One of the things that I like best about southern Maryland is that it’s a laid-back place to visit—but that doesn’t mean that there aren’t a lot of things to do. On a recent visit, I found myself having fun by land, sea and air….and that was just over a long weekend.
Visiting Sotterley Plantation, located in St. Mary’s County, is like taking a trip back in time. Wandering among the grounds and through the exquisite Colonial Revival garden outside of the home, which was built in 1703, one can imagine what it was like in the days before cell phones, cars, and even electric lights. As the only remaining tidewater plantation in Maryland that is open to the public, Sotterley is a reminder of the state’s agrarian past, and showcases more than 300 years of history, including a rare, original slave cabin dating to the 1830s.
Battle Creek Cypress Swamp Sanctuary in Calvert County is another must-stop. Almost otherworldly, this site is one of the northernmost stands of bald cypress trees In the United States. A quarter-mile long boardwalk winds throughout the swamp, so that you can get up close to the towering trees that live in the 100-acre flood plain; just watch out for the poison ivy that also loves this wetland habitat.
Of course, you can’t go to southern Maryland without visiting a beach, so stop by Flag Ponds Nature Center in Calvert County to search for sharks’ teeth, or check out the towns of North Beach or Chesapeake Beach to see what’s happening along the waterfront.
While technically still on land, the Calvert Marine Museum in Solomons, MD, is an awesome way to learn more about the area’s marine heritage and the animals that inhabit the Chesapeake Bay. My two favorite exhibits are the Paleontology Gallery, which features iconic fossils from the earth’s prehistoric past, as well as a massive, 35-foot skeletal restoration of the extinct Miocene giant white shark—trust me, you’re going to want to get a selfie with this. I also love visiting with the otters on-site as they play in their own 8,000 gallon freshwater pool.
There are a lot of ways to get on the water, but one of the coolest trips I’ve done is to kayak out into Mallows Bay, where you can paddle through the World War I Ghost Fleet, the largest ship graveyard in the Northern Hemisphere. Vessels in the bay include an 18th century schooner, Confederate blockade runner and a Revolutionary-era longboat, as well as almost 100 wooden ships from the U.S. Shipping Board Emergency Fleet, which were built to replace shipping vessels sunk by German submarines during World War I. Paddling through the husks of the disintegrating ships is a pretty eerie experience; just make sure not to get too close; not only for safety reasons, but also because some ships, like the steel-hulled ferry, the Accomac, now serve as homes for nesting (and very vocal) ospreys.
I didn’t actually get up in the air in an F-14 Tomcat, which is a good thing, considering that I crashed in the simulator every time I tried.
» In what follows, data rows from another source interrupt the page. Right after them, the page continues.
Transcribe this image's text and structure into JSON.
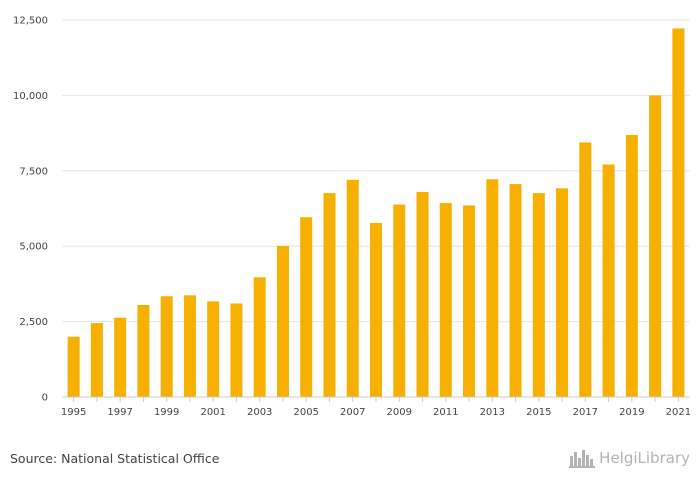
{
  "chart_data": {
    "type": "bar",
    "title": "",
    "xlabel": "",
    "ylabel": "",
    "categories": [
      "1995",
      "1996",
      "1997",
      "1998",
      "1999",
      "2000",
      "2001",
      "2002",
      "2003",
      "2004",
      "2005",
      "2006",
      "2007",
      "2008",
      "2009",
      "2010",
      "2011",
      "2012",
      "2013",
      "2014",
      "2015",
      "2016",
      "2017",
      "2018",
      "2019",
      "2020",
      "2021"
    ],
    "values": [
      2000,
      2450,
      2630,
      3050,
      3340,
      3370,
      3170,
      3100,
      3970,
      5010,
      5960,
      6760,
      7200,
      5770,
      6380,
      6800,
      6430,
      6350,
      7220,
      7060,
      6760,
      6920,
      8440,
      7710,
      8690,
      10000,
      12220
    ],
    "x_tick_labels": [
      "1995",
      "1997",
      "1999",
      "2001",
      "2003",
      "2005",
      "2007",
      "2009",
      "2011",
      "2013",
      "2015",
      "2017",
      "2019",
      "2021"
    ],
    "y_ticks": [
      0,
      2500,
      5000,
      7500,
      10000,
      12500
    ],
    "y_tick_labels": [
      "0",
      "2,500",
      "5,000",
      "7,500",
      "10,000",
      "12,500"
    ],
    "ylim": [
      0,
      12500
    ],
    "grid": true,
    "bar_color": "#f7b000",
    "grid_color": "#e6e6e6",
    "axis_color": "#cccccc"
  },
  "footer": {
    "source": "Source: National Statistical Office",
    "brand": "HelgiLibrary"
  },
  "icons": {
    "brand_logo": "skyline-icon"
  }
}
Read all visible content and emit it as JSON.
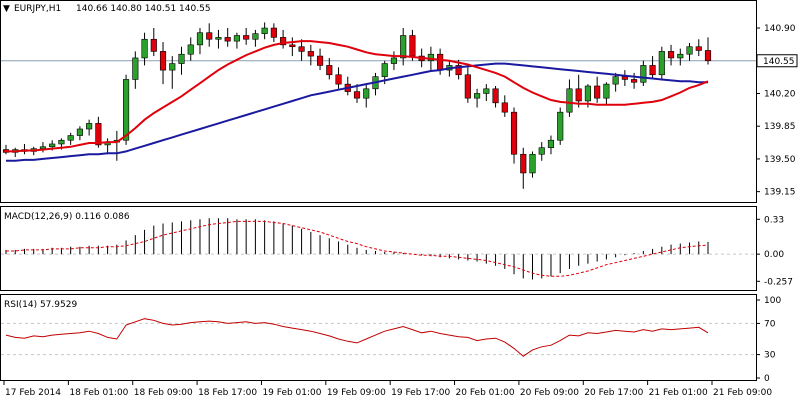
{
  "header": {
    "symbol": "EURJPY,H1",
    "ohlc": "140.66 140.80 140.51 140.55"
  },
  "colors": {
    "bull": "#2ca02c",
    "bear": "#e0000b",
    "ma_fast": "#e0000b",
    "ma_slow": "#1a1aa0",
    "macd_hist": "#000000",
    "macd_signal": "#e0000b",
    "rsi": "#c00000",
    "grid": "#c8c8c8",
    "price_box_bg": "#ffffff"
  },
  "chart_data": [
    {
      "type": "candlestick",
      "panel": "price",
      "title": "EURJPY,H1",
      "ylim": [
        139.05,
        141.05
      ],
      "yticks": [
        "140.90",
        "140.20",
        "139.85",
        "139.50",
        "139.15"
      ],
      "last_price": "140.55",
      "x_labels": [
        "17 Feb 2014",
        "18 Feb 01:00",
        "18 Feb 09:00",
        "18 Feb 17:00",
        "19 Feb 01:00",
        "19 Feb 09:00",
        "19 Feb 17:00",
        "20 Feb 01:00",
        "20 Feb 09:00",
        "20 Feb 17:00",
        "21 Feb 01:00",
        "21 Feb 09:00"
      ],
      "ohlc": [
        [
          139.6,
          139.65,
          139.55,
          139.57
        ],
        [
          139.57,
          139.62,
          139.52,
          139.6
        ],
        [
          139.6,
          139.66,
          139.55,
          139.58
        ],
        [
          139.58,
          139.63,
          139.54,
          139.61
        ],
        [
          139.61,
          139.68,
          139.57,
          139.63
        ],
        [
          139.63,
          139.7,
          139.59,
          139.66
        ],
        [
          139.66,
          139.72,
          139.6,
          139.7
        ],
        [
          139.7,
          139.78,
          139.65,
          139.75
        ],
        [
          139.75,
          139.85,
          139.7,
          139.82
        ],
        [
          139.82,
          139.92,
          139.75,
          139.88
        ],
        [
          139.88,
          139.95,
          139.62,
          139.65
        ],
        [
          139.65,
          139.72,
          139.55,
          139.68
        ],
        [
          139.68,
          139.8,
          139.48,
          139.7
        ],
        [
          139.7,
          140.4,
          139.65,
          140.35
        ],
        [
          140.35,
          140.65,
          140.25,
          140.58
        ],
        [
          140.58,
          140.85,
          140.5,
          140.78
        ],
        [
          140.78,
          140.9,
          140.6,
          140.65
        ],
        [
          140.65,
          140.75,
          140.3,
          140.45
        ],
        [
          140.45,
          140.6,
          140.25,
          140.52
        ],
        [
          140.52,
          140.7,
          140.4,
          140.62
        ],
        [
          140.62,
          140.8,
          140.55,
          140.72
        ],
        [
          140.72,
          140.9,
          140.62,
          140.85
        ],
        [
          140.85,
          140.95,
          140.7,
          140.78
        ],
        [
          140.78,
          140.88,
          140.68,
          140.8
        ],
        [
          140.8,
          140.9,
          140.7,
          140.76
        ],
        [
          140.76,
          140.85,
          140.68,
          140.82
        ],
        [
          140.82,
          140.9,
          140.72,
          140.78
        ],
        [
          140.78,
          140.88,
          140.7,
          140.84
        ],
        [
          140.84,
          140.96,
          140.78,
          140.9
        ],
        [
          140.9,
          140.95,
          140.75,
          140.8
        ],
        [
          140.8,
          140.88,
          140.68,
          140.72
        ],
        [
          140.72,
          140.8,
          140.6,
          140.7
        ],
        [
          140.7,
          140.78,
          140.55,
          140.65
        ],
        [
          140.65,
          140.72,
          140.5,
          140.6
        ],
        [
          140.6,
          140.68,
          140.45,
          140.5
        ],
        [
          140.5,
          140.58,
          140.35,
          140.4
        ],
        [
          140.4,
          140.48,
          140.25,
          140.3
        ],
        [
          140.3,
          140.38,
          140.18,
          140.22
        ],
        [
          140.22,
          140.3,
          140.1,
          140.15
        ],
        [
          140.15,
          140.3,
          140.05,
          140.25
        ],
        [
          140.25,
          140.42,
          140.18,
          140.38
        ],
        [
          140.38,
          140.55,
          140.3,
          140.52
        ],
        [
          140.52,
          140.65,
          140.45,
          140.58
        ],
        [
          140.58,
          140.9,
          140.5,
          140.82
        ],
        [
          140.82,
          140.88,
          140.55,
          140.6
        ],
        [
          140.6,
          140.68,
          140.48,
          140.55
        ],
        [
          140.55,
          140.7,
          140.45,
          140.62
        ],
        [
          140.62,
          140.68,
          140.4,
          140.45
        ],
        [
          140.45,
          140.55,
          140.38,
          140.5
        ],
        [
          140.5,
          140.56,
          140.35,
          140.4
        ],
        [
          140.4,
          140.48,
          140.1,
          140.15
        ],
        [
          140.15,
          140.25,
          140.05,
          140.2
        ],
        [
          140.2,
          140.3,
          140.12,
          140.25
        ],
        [
          140.25,
          140.28,
          140.05,
          140.1
        ],
        [
          140.1,
          140.18,
          139.95,
          140.0
        ],
        [
          140.0,
          140.05,
          139.45,
          139.55
        ],
        [
          139.55,
          139.62,
          139.18,
          139.35
        ],
        [
          139.35,
          139.58,
          139.3,
          139.55
        ],
        [
          139.55,
          139.68,
          139.48,
          139.62
        ],
        [
          139.62,
          139.75,
          139.55,
          139.7
        ],
        [
          139.7,
          140.05,
          139.65,
          140.0
        ],
        [
          140.0,
          140.35,
          139.95,
          140.25
        ],
        [
          140.25,
          140.4,
          140.05,
          140.12
        ],
        [
          140.12,
          140.3,
          140.05,
          140.28
        ],
        [
          140.28,
          140.38,
          140.1,
          140.15
        ],
        [
          140.15,
          140.32,
          140.08,
          140.3
        ],
        [
          140.3,
          140.42,
          140.22,
          140.38
        ],
        [
          140.38,
          140.45,
          140.28,
          140.35
        ],
        [
          140.35,
          140.42,
          140.25,
          140.32
        ],
        [
          140.32,
          140.55,
          140.28,
          140.5
        ],
        [
          140.5,
          140.6,
          140.35,
          140.4
        ],
        [
          140.4,
          140.7,
          140.35,
          140.65
        ],
        [
          140.65,
          140.72,
          140.5,
          140.58
        ],
        [
          140.58,
          140.68,
          140.5,
          140.62
        ],
        [
          140.62,
          140.74,
          140.55,
          140.7
        ],
        [
          140.7,
          140.78,
          140.6,
          140.66
        ],
        [
          140.66,
          140.8,
          140.51,
          140.55
        ]
      ],
      "ma_fast": [
        139.58,
        139.58,
        139.59,
        139.59,
        139.6,
        139.61,
        139.62,
        139.63,
        139.65,
        139.67,
        139.67,
        139.68,
        139.68,
        139.75,
        139.83,
        139.92,
        139.99,
        140.05,
        140.11,
        140.17,
        140.24,
        140.31,
        140.38,
        140.45,
        140.51,
        140.56,
        140.61,
        140.65,
        140.69,
        140.72,
        140.74,
        140.75,
        140.76,
        140.76,
        140.75,
        140.74,
        140.72,
        140.7,
        140.67,
        140.64,
        140.62,
        140.61,
        140.6,
        140.6,
        140.59,
        140.58,
        140.57,
        140.56,
        140.55,
        140.53,
        140.51,
        140.48,
        140.45,
        140.42,
        140.38,
        140.32,
        140.26,
        140.21,
        140.17,
        140.13,
        140.11,
        140.1,
        140.09,
        140.09,
        140.08,
        140.08,
        140.08,
        140.08,
        140.09,
        140.1,
        140.11,
        140.13,
        140.17,
        140.21,
        140.26,
        140.29,
        140.33
      ],
      "ma_slow": [
        139.48,
        139.48,
        139.49,
        139.49,
        139.5,
        139.51,
        139.52,
        139.53,
        139.54,
        139.55,
        139.55,
        139.56,
        139.56,
        139.58,
        139.61,
        139.64,
        139.67,
        139.7,
        139.73,
        139.76,
        139.79,
        139.82,
        139.85,
        139.88,
        139.91,
        139.94,
        139.97,
        140.0,
        140.03,
        140.06,
        140.09,
        140.12,
        140.15,
        140.18,
        140.2,
        140.22,
        140.24,
        140.26,
        140.28,
        140.3,
        140.32,
        140.34,
        140.36,
        140.38,
        140.4,
        140.42,
        140.44,
        140.45,
        140.47,
        140.48,
        140.49,
        140.5,
        140.51,
        140.52,
        140.52,
        140.51,
        140.5,
        140.49,
        140.48,
        140.47,
        140.46,
        140.45,
        140.44,
        140.43,
        140.42,
        140.41,
        140.4,
        140.39,
        140.38,
        140.37,
        140.36,
        140.35,
        140.34,
        140.33,
        140.33,
        140.32,
        140.32
      ]
    },
    {
      "type": "macd",
      "panel": "macd",
      "title": "MACD(12,26,9) 0.116 0.086",
      "ylim": [
        -0.33,
        0.38
      ],
      "yticks": [
        "0.33",
        "0.00",
        "-0.257"
      ],
      "histogram": [
        0.04,
        0.04,
        0.05,
        0.05,
        0.05,
        0.06,
        0.06,
        0.07,
        0.07,
        0.08,
        0.08,
        0.08,
        0.09,
        0.13,
        0.18,
        0.23,
        0.27,
        0.29,
        0.3,
        0.31,
        0.32,
        0.33,
        0.34,
        0.34,
        0.34,
        0.33,
        0.33,
        0.33,
        0.32,
        0.31,
        0.29,
        0.27,
        0.24,
        0.21,
        0.18,
        0.15,
        0.12,
        0.09,
        0.06,
        0.04,
        0.03,
        0.02,
        0.02,
        0.01,
        0.0,
        -0.01,
        -0.02,
        -0.03,
        -0.04,
        -0.05,
        -0.06,
        -0.07,
        -0.09,
        -0.11,
        -0.14,
        -0.19,
        -0.23,
        -0.24,
        -0.23,
        -0.21,
        -0.18,
        -0.14,
        -0.11,
        -0.09,
        -0.07,
        -0.05,
        -0.03,
        -0.01,
        0.01,
        0.03,
        0.05,
        0.07,
        0.09,
        0.1,
        0.11,
        0.12,
        0.116
      ],
      "signal": [
        0.03,
        0.03,
        0.04,
        0.04,
        0.04,
        0.05,
        0.05,
        0.05,
        0.06,
        0.06,
        0.06,
        0.07,
        0.07,
        0.08,
        0.1,
        0.12,
        0.15,
        0.18,
        0.2,
        0.22,
        0.24,
        0.26,
        0.28,
        0.29,
        0.3,
        0.31,
        0.31,
        0.31,
        0.31,
        0.3,
        0.29,
        0.27,
        0.25,
        0.23,
        0.21,
        0.18,
        0.15,
        0.12,
        0.1,
        0.07,
        0.05,
        0.03,
        0.02,
        0.01,
        0.0,
        -0.01,
        -0.01,
        -0.02,
        -0.02,
        -0.03,
        -0.04,
        -0.05,
        -0.06,
        -0.08,
        -0.1,
        -0.12,
        -0.15,
        -0.18,
        -0.2,
        -0.21,
        -0.21,
        -0.2,
        -0.18,
        -0.16,
        -0.13,
        -0.1,
        -0.08,
        -0.06,
        -0.04,
        -0.02,
        0.0,
        0.02,
        0.04,
        0.06,
        0.07,
        0.08,
        0.086
      ]
    },
    {
      "type": "line",
      "panel": "rsi",
      "title": "RSI(14) 57.9529",
      "ylim": [
        0,
        100
      ],
      "yticks": [
        "100",
        "70",
        "30",
        "0"
      ],
      "levels": [
        70,
        30
      ],
      "values": [
        55,
        52,
        51,
        54,
        53,
        55,
        56,
        57,
        58,
        60,
        57,
        52,
        50,
        68,
        72,
        76,
        74,
        70,
        68,
        69,
        71,
        72,
        73,
        72,
        70,
        71,
        72,
        70,
        71,
        69,
        66,
        64,
        62,
        60,
        57,
        54,
        50,
        47,
        45,
        50,
        55,
        60,
        63,
        66,
        62,
        58,
        60,
        57,
        55,
        53,
        52,
        48,
        50,
        51,
        46,
        38,
        28,
        36,
        40,
        42,
        48,
        55,
        54,
        58,
        57,
        59,
        61,
        60,
        59,
        62,
        60,
        63,
        62,
        63,
        64,
        65,
        58
      ]
    }
  ]
}
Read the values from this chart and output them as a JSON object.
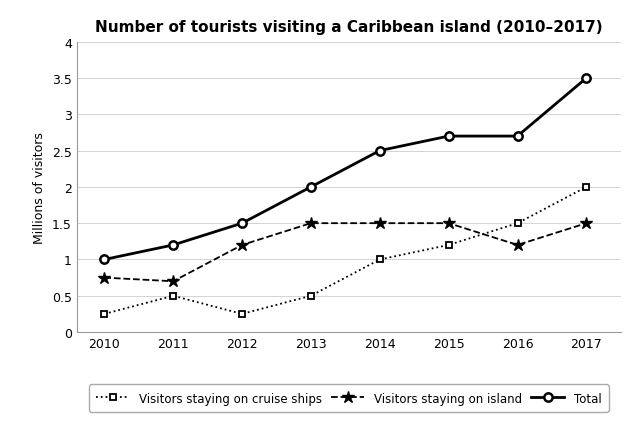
{
  "title": "Number of tourists visiting a Caribbean island (2010–2017)",
  "ylabel": "Millions of visitors",
  "years": [
    2010,
    2011,
    2012,
    2013,
    2014,
    2015,
    2016,
    2017
  ],
  "cruise_ships": [
    0.25,
    0.5,
    0.25,
    0.5,
    1.0,
    1.2,
    1.5,
    2.0
  ],
  "island": [
    0.75,
    0.7,
    1.2,
    1.5,
    1.5,
    1.5,
    1.2,
    1.5
  ],
  "total": [
    1.0,
    1.2,
    1.5,
    2.0,
    2.5,
    2.7,
    2.7,
    3.5
  ],
  "ylim": [
    0,
    4
  ],
  "yticks": [
    0,
    0.5,
    1.0,
    1.5,
    2.0,
    2.5,
    3.0,
    3.5,
    4
  ],
  "ytick_labels": [
    "0",
    "0.5",
    "1",
    "1.5",
    "2",
    "2.5",
    "3",
    "3.5",
    "4"
  ],
  "xlim": [
    2009.6,
    2017.5
  ],
  "legend_labels": [
    "Visitors staying on cruise ships",
    "Visitors staying on island",
    "Total"
  ],
  "background_color": "#ffffff",
  "line_color": "#000000",
  "title_fontsize": 11,
  "axis_fontsize": 9,
  "tick_fontsize": 9,
  "legend_fontsize": 8.5
}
If you’ve ever wanted to know what it’s like to fly a Tomcat, F-8 Crusader or a P-51 Mustang (the same plane that Gen. Chuck Yeager flew), look no further than the Patuxent River Naval Air Museum, located in St. Mary’s County. The museum pays homage to the Patuxent Naval Air Station and its importance to the area, and holds everything from a collector’s replica of the A-1 Triad built by Curtiss, which was the first airplane the Navy ever bought in 1911, to the Lockheed Martin X-35C and Boeing X-32 flight demonstrators that competed in the Navy’s Joint Strike Fighter competition. The museum opened in May 2016 in its new location—a $5.6 million, 20,000 sq. ft. building that was designed specifically to showcase the history of Naval aviation.